Christian Sarton du Jonchay, born in the final stretches of 1899. Ernest Wrentmore, born in 1904. Marina Yurlova, born 1900, Rudolf Höss in 1900, Jack Cornwell, 1900…What ties this Frenchman, American, Cossack, German and Englishman? Each, despite their youth, took part in First World War combat.
These were amongst the juvenile combattants, the teen soldiers, which historian and author Manon Pignot has tracked through America and Europe’s archives for years. It proved to be quite the paper chase to find them, for the fighting youth are often well camouflaged due to the illegality of their presence at the front, and sources concerning them are often fragmented or hidden.
With finesse and prudence, and through the lenses of different human and social sciences, Pignot questions the motivations, reasoning and commitment of these teen soldiers, the trials they had to face and the effects the Great War had on them. There is patriotism, transgression (or lack thereof), a desire for adventure, and, perhaps, the desire for war itself…
In this ground-breaking study, Manon Pignot attacks a blind spot in contemporary historiography. Her subject must therefore be broached delicately, as it calls into question our contemporary conceptions of childhood and adolescence. But at a time when a fair few teenagers have moved to join the ranks of Isis, the stories of Christian, Ernest, Marina, Rudolf and others, known or otherwise, can help us grasp a modern reality that has hitherto escaped our understanding. For as Marc Bloch wrote: “It is the historian’s role to create from the past a new understanding of our own time”.
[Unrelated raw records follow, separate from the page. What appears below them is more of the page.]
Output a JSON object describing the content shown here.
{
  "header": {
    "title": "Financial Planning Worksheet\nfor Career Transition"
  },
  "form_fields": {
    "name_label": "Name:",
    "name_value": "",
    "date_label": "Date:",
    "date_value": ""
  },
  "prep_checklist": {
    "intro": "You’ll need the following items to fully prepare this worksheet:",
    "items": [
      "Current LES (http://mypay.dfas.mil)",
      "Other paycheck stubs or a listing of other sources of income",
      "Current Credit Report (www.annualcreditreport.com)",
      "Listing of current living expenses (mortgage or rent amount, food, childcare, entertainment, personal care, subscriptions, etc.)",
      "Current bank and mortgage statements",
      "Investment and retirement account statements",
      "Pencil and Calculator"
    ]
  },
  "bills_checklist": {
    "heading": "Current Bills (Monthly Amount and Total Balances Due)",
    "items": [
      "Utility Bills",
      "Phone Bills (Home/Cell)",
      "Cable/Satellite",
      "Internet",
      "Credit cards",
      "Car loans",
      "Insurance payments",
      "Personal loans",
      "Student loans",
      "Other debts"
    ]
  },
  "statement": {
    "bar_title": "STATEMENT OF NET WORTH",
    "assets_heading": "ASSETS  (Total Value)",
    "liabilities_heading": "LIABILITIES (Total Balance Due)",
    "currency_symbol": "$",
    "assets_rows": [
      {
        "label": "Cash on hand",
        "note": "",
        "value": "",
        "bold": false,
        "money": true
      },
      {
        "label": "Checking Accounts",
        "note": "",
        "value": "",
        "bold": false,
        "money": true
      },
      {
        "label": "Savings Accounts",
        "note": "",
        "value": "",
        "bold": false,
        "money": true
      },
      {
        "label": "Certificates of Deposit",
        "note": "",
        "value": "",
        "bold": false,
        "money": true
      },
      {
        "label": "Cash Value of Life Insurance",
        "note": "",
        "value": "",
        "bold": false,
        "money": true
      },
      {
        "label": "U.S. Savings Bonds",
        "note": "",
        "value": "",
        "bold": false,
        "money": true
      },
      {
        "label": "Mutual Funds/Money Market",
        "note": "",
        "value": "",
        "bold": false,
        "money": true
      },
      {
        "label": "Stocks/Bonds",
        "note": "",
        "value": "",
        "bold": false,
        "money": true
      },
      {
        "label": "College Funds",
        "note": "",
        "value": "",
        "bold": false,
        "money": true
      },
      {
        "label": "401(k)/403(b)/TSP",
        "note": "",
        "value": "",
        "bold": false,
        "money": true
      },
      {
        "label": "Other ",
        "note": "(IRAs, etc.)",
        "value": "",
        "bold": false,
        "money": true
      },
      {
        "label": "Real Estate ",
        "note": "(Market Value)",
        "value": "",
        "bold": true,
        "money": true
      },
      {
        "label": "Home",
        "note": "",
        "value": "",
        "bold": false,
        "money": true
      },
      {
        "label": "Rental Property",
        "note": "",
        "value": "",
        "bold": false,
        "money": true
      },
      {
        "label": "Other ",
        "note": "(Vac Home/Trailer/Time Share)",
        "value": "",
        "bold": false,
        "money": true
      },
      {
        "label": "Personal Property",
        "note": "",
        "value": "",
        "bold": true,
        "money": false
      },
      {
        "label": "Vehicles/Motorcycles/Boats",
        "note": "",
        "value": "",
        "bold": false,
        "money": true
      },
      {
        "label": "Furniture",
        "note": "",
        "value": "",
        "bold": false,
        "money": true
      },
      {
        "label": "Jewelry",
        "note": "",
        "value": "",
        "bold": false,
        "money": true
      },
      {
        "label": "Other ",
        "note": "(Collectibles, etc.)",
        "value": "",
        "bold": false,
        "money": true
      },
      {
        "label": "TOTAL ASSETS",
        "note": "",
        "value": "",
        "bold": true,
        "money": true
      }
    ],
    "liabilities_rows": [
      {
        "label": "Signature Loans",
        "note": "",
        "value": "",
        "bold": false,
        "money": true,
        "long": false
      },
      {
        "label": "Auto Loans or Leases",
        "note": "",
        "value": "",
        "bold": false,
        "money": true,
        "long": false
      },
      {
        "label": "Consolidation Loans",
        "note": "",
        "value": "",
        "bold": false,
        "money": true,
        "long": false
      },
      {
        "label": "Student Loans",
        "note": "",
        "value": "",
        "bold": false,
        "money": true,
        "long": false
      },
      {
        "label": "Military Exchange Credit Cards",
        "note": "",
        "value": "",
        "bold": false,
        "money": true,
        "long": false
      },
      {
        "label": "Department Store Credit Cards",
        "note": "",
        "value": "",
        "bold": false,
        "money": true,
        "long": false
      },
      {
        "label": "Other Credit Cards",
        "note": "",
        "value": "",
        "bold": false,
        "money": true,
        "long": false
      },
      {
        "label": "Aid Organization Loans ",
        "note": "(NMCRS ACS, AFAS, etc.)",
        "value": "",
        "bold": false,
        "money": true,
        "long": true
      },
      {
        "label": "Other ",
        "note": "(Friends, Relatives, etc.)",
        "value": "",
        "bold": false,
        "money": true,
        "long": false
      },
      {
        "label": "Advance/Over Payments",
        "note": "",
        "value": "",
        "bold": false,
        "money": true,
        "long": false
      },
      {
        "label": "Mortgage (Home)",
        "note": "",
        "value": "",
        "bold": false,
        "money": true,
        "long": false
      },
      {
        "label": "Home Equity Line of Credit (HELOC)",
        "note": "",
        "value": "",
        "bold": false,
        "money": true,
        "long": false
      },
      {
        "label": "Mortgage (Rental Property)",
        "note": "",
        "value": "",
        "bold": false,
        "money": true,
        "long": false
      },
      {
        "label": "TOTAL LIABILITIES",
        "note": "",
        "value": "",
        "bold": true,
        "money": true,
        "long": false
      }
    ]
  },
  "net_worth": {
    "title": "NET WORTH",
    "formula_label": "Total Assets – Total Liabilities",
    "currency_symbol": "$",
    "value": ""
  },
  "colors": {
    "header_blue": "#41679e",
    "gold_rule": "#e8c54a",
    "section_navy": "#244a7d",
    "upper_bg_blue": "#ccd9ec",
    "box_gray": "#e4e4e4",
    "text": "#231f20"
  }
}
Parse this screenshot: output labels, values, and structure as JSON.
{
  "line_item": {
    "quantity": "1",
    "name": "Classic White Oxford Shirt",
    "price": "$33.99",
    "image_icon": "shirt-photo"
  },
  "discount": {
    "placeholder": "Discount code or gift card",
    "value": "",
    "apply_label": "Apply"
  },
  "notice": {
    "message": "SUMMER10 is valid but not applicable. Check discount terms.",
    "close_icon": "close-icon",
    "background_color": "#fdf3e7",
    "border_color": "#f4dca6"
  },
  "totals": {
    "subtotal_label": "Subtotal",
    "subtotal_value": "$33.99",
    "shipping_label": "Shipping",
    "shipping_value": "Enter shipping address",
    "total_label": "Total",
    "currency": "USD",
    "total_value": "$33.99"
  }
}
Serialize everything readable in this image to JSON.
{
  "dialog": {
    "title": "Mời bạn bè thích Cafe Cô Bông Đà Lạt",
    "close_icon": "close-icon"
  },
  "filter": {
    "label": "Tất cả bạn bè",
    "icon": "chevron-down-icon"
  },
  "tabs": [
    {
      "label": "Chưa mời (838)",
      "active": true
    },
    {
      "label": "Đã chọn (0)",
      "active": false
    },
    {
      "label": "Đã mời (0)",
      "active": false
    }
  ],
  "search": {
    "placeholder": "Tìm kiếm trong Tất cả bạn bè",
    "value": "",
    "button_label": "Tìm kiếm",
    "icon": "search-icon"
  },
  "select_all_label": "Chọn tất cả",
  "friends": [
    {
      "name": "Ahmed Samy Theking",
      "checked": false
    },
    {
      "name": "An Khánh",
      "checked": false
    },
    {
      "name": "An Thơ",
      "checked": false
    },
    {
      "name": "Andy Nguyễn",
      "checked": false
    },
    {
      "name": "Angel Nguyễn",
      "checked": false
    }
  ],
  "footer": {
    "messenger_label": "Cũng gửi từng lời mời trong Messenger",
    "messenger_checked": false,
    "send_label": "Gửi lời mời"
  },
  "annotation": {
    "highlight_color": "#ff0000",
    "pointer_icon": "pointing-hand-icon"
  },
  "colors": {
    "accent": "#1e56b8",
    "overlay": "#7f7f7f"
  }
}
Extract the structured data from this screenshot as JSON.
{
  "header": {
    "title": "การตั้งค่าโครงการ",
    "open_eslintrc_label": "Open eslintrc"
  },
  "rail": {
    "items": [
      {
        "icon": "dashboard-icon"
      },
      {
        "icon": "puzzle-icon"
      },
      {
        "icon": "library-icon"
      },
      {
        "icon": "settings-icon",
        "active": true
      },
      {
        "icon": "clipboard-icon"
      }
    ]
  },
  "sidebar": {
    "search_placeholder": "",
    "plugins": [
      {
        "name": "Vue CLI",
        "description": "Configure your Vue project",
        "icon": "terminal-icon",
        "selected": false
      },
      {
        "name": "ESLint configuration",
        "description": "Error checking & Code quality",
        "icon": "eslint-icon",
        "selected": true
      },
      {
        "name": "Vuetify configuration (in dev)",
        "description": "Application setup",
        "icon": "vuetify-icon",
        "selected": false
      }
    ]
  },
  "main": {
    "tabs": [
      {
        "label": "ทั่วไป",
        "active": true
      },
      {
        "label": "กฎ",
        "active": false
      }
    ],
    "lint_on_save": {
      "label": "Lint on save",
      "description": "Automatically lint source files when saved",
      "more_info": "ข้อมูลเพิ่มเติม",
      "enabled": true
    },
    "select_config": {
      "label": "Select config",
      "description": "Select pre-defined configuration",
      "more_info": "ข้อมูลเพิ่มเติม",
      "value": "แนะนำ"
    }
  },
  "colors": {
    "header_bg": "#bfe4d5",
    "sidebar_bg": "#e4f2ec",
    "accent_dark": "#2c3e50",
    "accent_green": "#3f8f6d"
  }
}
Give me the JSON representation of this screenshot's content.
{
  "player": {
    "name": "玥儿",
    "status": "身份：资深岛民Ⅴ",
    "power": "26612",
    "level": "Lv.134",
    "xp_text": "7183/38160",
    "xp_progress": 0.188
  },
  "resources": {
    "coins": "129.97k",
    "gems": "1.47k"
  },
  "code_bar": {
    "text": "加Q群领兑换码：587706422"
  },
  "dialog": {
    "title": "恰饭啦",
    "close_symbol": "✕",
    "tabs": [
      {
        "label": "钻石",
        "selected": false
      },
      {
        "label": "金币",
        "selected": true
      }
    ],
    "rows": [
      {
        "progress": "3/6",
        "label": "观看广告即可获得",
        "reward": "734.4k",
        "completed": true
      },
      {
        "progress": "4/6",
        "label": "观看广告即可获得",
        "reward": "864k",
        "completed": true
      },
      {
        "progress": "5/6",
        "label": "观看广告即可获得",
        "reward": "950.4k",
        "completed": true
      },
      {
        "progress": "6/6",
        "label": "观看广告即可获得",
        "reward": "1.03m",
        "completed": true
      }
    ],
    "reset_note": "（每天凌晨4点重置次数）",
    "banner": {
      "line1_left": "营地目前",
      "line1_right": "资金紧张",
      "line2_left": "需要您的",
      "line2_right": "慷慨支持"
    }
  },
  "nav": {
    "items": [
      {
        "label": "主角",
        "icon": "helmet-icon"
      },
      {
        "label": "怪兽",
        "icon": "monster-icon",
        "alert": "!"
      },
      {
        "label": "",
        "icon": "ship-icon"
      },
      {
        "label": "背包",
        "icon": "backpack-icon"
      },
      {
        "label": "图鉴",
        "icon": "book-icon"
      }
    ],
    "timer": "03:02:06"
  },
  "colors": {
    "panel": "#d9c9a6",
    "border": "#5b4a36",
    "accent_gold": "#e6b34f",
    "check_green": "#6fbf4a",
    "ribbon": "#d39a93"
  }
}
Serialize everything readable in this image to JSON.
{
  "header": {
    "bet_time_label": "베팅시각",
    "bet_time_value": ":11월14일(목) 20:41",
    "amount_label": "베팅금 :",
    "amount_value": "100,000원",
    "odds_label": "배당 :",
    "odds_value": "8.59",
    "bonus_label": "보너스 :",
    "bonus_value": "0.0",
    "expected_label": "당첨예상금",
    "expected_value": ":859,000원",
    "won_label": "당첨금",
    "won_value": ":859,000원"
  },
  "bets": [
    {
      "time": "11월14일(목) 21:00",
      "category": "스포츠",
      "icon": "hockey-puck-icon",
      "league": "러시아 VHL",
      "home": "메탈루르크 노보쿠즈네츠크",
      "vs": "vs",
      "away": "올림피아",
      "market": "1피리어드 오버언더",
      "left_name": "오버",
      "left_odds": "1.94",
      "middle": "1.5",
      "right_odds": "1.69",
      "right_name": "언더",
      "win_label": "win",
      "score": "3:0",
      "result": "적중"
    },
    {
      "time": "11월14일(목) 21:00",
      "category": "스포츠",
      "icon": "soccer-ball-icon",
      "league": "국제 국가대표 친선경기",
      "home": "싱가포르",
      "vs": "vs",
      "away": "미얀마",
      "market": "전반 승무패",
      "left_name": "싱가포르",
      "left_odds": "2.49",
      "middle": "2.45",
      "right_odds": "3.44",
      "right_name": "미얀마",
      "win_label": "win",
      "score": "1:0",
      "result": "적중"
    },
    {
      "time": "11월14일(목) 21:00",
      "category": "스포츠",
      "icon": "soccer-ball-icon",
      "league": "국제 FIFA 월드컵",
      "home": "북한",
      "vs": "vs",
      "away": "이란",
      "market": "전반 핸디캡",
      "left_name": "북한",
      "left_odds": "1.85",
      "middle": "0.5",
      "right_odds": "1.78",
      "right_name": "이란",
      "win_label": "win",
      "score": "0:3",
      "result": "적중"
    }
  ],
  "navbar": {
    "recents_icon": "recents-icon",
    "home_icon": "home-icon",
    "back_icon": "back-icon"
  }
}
Manon Pignot is a professor of contemporary history at the Université de Picardie Jules Verne. In association with several institutions including the Institut universitaire de France and Centre de recherches de l’Historial de la Grande Guerre, she has been working on the experiences of children and youth in the First World War for 15 years. She is the author of 19141918. Françoise Dolto, veuve de guerre à sept ans (Gallimard, 2018) and Paris dans la Grande Guerre (Parigramme, 2014).